Maybe BJ Habibie should have stayed an engineer in Germany. From all accounts he was brilliant as one, having developed constructs now known as the Habibie Theorem, the Habibie Factor and the Habibie Method. He certainly seems more alive when he talks about airplanes, his favourite story being the N-250, a revolutionary turboprop of his design (“Until today, the only fly-by-wire turboprop ever made by mankind!”).
Instead, he went home, and is now most famous – or infamous – for being “the president after Suharto”. The shortest-tenured president in Indonesian history (he resigned after his accountability speech was rejected by the People’s Consultative Assembly), he nevertheless installed a free press, returned power to the legislative branch and stabilised the economy during the 1997 financial crisis.

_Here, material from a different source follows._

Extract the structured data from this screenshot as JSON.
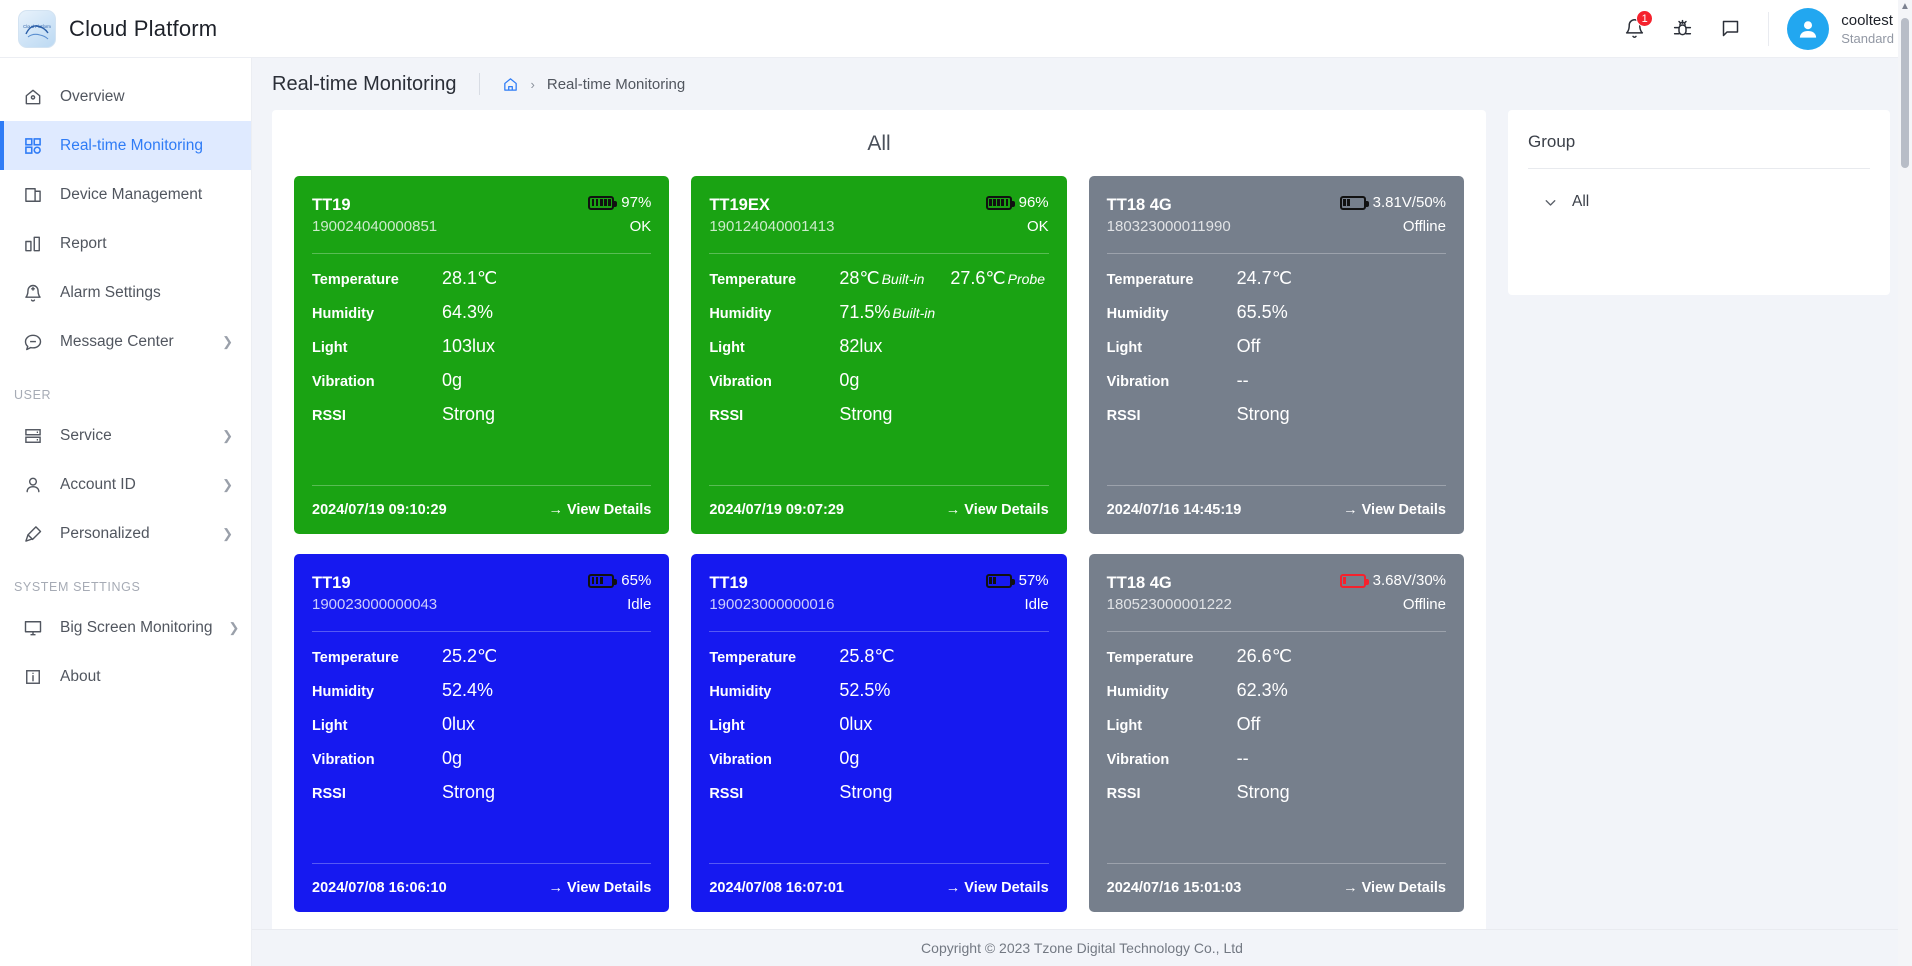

On December 4, 2012, he spoke at Penang Institute’s second Asean Coalition for Clean Governance Leaders' Lecture, marking his first visit to Penang. Penang Monthly caught up with him the next morning ahead of his packed schedule.
JEFFREY HARDY QUAH: You’re seen today as the transitional leader between the Suharto era and the post-Suharto era. But during your administration, did you see yourself as a transitional president?
BJ HABIBIE: No. I saw myself as someone who became president based on the constitution. I was the vice president, and the vice president at the time was not elected in one package with the president. (President Suharto) stepped down because he faced a lot of problems, and I had to concentrate on solving those problems.
What were your priorities?
To make everything predictable.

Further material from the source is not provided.